/ 6 March 1998

Making demands for the rural poor

Ann Eveleth

Last year the National Land Committee fought tooth and nail to deepen the rights of rural dwellers enshrined in the Extension of Security of Tenure Act. This year it is poised to become a key implementer of the compromise legislation which came into effect on November 28.

The committee, an umbrella of 10 NGOs advocating rural land rights, was vilified as an “insignificant NGO” when it fought farmer organisations over the contents of the draft Bill aimed at preventing arbitrary evictions of farm workers, labour tenants and other rural dwellers. When Parliament adopted the Bill, committee organisers called it “a formula for legalised evictions”.

But last week the committee, together with the Centre for Applied Legal Studiesand the Legal Resources Centre,won a one-year R2,5- million grant from the European Union Foundation for Human Rights for a farm- evictions project which places the committee at the forefront of the implementation of the Act.

The project will run parallel to a string of projects which the Department of Agriculture and Land Affairs’s provincial offices are putting out to tender because government does not have the capacity to implement this massive new law on its own.

The committee’s director, Dave Husy, said committee affiliates are expected to bid for some of these contracts as part of larger consortiums. If these organisations win government contracts, their role in implementing the Act will be even larger.

Explaining the apparent contradictions in the committee’s positions on the Act, Husy said their relationship with government was “double-edged … For land reform to succeed, [the government and land NGOs] have to draw on each other’s resources. But that doesn’t mean there is a consensus over policy or approaches.”

In recent years the committee has taken a hard line on the market orientation of government’s growth, employment and redistribution strategy (Gear) and criticised the private-property protections of the Constitution.

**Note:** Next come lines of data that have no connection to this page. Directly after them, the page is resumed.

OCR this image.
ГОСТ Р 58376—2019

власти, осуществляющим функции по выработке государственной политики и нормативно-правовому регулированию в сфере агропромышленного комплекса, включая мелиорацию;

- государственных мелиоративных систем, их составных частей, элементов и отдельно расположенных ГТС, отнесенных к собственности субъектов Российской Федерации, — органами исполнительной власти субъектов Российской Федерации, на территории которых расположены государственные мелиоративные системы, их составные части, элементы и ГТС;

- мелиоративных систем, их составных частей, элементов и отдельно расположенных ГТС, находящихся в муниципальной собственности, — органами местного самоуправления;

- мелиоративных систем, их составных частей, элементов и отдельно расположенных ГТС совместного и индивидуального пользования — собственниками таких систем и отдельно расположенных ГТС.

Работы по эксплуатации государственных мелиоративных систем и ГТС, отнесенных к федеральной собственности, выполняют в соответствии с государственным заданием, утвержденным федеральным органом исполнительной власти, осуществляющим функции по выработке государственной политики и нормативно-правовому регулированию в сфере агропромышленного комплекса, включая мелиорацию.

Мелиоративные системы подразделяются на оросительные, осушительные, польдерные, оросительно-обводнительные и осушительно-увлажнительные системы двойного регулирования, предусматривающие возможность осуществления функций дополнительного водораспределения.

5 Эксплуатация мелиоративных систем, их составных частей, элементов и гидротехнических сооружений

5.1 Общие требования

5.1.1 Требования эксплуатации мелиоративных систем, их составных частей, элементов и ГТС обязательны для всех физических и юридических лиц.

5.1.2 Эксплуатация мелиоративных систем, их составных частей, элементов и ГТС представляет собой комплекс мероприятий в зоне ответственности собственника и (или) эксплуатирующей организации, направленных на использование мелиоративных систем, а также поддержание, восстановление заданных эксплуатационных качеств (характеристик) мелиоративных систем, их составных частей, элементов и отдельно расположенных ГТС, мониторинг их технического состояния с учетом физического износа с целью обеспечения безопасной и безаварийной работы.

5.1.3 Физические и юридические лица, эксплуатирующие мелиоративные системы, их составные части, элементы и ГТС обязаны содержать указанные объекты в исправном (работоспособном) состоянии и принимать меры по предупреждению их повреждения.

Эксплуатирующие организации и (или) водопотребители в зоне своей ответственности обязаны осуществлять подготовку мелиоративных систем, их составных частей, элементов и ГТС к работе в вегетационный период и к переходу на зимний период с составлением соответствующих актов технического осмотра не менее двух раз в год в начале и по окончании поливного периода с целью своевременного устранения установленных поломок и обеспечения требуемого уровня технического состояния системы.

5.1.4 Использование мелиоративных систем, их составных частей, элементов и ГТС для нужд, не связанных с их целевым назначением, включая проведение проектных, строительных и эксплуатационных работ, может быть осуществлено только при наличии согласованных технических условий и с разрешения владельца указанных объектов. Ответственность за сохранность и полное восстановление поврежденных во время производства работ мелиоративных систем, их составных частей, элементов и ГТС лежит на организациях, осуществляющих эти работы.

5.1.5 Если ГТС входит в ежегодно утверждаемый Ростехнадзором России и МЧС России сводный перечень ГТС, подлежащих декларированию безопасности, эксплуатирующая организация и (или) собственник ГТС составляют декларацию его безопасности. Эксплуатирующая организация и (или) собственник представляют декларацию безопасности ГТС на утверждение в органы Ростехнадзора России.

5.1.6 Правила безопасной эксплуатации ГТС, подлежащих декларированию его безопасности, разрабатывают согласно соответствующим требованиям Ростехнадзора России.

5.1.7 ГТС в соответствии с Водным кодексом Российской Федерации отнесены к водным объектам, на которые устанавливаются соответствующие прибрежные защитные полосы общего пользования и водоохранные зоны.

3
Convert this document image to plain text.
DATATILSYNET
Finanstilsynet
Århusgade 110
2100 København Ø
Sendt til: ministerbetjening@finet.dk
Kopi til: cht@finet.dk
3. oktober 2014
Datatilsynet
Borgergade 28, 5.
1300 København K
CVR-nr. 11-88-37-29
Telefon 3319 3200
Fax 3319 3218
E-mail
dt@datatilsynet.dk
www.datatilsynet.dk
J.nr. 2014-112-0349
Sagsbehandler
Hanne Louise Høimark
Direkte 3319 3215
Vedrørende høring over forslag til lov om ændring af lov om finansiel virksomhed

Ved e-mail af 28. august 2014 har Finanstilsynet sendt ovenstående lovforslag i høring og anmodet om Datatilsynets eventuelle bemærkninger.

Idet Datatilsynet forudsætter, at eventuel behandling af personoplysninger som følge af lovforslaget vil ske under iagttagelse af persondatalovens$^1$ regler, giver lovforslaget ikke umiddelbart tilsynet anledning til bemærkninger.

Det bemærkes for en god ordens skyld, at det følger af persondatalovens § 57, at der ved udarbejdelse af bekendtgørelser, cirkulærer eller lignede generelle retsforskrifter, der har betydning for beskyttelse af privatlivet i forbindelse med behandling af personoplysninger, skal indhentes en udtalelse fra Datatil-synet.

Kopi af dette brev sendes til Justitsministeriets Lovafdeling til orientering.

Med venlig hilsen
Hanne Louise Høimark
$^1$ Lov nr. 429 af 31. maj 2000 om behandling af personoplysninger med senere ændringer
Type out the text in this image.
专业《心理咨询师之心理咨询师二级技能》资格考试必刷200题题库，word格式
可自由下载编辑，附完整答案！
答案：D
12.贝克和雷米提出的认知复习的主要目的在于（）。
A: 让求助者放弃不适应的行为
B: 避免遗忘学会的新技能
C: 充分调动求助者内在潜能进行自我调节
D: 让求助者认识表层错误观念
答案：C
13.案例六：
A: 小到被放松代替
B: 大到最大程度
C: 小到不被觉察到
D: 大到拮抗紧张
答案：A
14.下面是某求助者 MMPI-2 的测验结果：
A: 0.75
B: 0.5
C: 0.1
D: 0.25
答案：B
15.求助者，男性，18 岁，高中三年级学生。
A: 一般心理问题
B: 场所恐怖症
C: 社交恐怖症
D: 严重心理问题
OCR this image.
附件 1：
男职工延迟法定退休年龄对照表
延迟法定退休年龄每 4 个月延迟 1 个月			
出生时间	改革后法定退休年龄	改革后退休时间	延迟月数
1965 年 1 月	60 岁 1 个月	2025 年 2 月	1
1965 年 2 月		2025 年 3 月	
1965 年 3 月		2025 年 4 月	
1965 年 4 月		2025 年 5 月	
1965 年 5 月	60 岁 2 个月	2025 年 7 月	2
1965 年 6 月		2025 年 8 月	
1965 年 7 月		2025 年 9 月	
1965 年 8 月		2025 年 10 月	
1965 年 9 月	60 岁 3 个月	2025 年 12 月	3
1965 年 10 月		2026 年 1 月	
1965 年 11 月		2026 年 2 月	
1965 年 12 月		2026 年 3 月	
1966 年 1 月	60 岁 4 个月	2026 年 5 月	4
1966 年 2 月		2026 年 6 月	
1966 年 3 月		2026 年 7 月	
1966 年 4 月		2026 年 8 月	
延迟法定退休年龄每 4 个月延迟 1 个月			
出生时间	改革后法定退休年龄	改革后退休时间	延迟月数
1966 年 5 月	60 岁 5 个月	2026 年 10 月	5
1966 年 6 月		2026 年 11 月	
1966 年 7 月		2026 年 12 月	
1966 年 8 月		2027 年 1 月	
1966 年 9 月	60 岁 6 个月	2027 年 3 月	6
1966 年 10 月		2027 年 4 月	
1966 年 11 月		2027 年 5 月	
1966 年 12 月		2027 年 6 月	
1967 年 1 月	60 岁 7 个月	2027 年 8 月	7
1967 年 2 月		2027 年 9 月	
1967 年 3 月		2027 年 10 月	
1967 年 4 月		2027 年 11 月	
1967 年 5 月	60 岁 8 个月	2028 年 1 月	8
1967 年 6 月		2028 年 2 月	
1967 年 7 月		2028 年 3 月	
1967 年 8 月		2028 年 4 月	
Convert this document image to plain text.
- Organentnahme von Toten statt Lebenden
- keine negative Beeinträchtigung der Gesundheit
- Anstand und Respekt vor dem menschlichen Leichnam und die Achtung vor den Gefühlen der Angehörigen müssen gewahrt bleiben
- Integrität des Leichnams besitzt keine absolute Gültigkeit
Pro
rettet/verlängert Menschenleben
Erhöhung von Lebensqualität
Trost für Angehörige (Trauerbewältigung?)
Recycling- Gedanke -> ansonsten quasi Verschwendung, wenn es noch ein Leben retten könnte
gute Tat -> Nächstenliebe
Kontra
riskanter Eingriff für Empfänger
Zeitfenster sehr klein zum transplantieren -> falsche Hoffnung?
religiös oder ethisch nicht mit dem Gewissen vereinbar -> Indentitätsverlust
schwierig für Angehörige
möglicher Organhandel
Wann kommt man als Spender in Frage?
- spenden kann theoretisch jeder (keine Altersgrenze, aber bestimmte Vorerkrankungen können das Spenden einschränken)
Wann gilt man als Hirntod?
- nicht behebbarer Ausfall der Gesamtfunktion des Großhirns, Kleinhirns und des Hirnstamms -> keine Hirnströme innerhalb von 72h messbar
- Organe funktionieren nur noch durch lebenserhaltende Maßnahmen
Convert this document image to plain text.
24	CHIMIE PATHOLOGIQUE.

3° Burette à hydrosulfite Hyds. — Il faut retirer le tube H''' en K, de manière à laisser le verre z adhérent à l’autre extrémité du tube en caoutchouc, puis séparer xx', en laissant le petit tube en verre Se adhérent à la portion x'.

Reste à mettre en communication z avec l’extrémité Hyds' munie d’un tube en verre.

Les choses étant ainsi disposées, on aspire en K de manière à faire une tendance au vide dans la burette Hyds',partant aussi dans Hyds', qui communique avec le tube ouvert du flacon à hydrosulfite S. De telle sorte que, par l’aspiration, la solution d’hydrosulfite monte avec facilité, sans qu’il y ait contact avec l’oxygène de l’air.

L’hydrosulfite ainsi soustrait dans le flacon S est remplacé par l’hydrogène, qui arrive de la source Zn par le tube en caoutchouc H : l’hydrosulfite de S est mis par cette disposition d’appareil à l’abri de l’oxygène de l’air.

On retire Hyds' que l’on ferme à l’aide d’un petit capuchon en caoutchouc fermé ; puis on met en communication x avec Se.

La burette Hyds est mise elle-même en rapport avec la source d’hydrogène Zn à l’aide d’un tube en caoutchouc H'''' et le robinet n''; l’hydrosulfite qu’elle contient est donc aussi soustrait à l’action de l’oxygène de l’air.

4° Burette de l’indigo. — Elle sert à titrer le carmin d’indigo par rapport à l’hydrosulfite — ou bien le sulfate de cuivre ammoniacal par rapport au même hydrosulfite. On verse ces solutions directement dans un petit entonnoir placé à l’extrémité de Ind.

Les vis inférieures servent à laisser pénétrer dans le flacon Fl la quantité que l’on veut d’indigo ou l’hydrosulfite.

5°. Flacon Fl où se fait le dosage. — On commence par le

Last year committee affiliates began actively to work towards the formation of a new rural social movement which could raise the political pressure on government from rural people who form a large section of the country’s poorest inhabitants.

Some early indications of how effective the “pockets” of this movement already established will be may emerge in the upcoming “Speak Out on Poverty” hearings. The committee is one of several land-rights organisations facilitating the testimony of rural poverty victims at hearings on land and rural development due to be held in the Northern Province between March 31 and April 3.

But Husy says this critical approach does not obscure the committee’s co-operation with government land-reform programmes. “We come at the same issue from different perspectives. [The government’s] approach is supply-side, needing to deliver on land reform. Ours is a demand-side approach of working with communities who need land.”

For Husy, the committee’s criticism of the Act is a separate issue from delivery, because even though the Act enshrined new security-of-tenure rights for millions of South Africans and outlawed arbitrary evictions three months ago, many rural South Africans have no idea what the Act means for them.

Says Husy: “[The Act] affects … millions of people who need education and access. It’s such an intensive project that as much capacity as you can throw down will get sucked up.”

And that’s where the farm-evictions project comes in. Land affairs minister Derek Hanekom lauded the project as “a creative and constructive attempt by NGOs to assist in giving vulnerable people long-term security on land”.

The project aims to monitor evictions; promote lobbying efforts for the effective application of the Act; educate rural dwellers about their rights; provide legal assistance through network of attorneys; and bring rural magistrates on board by teaching them what the Act requires them to do.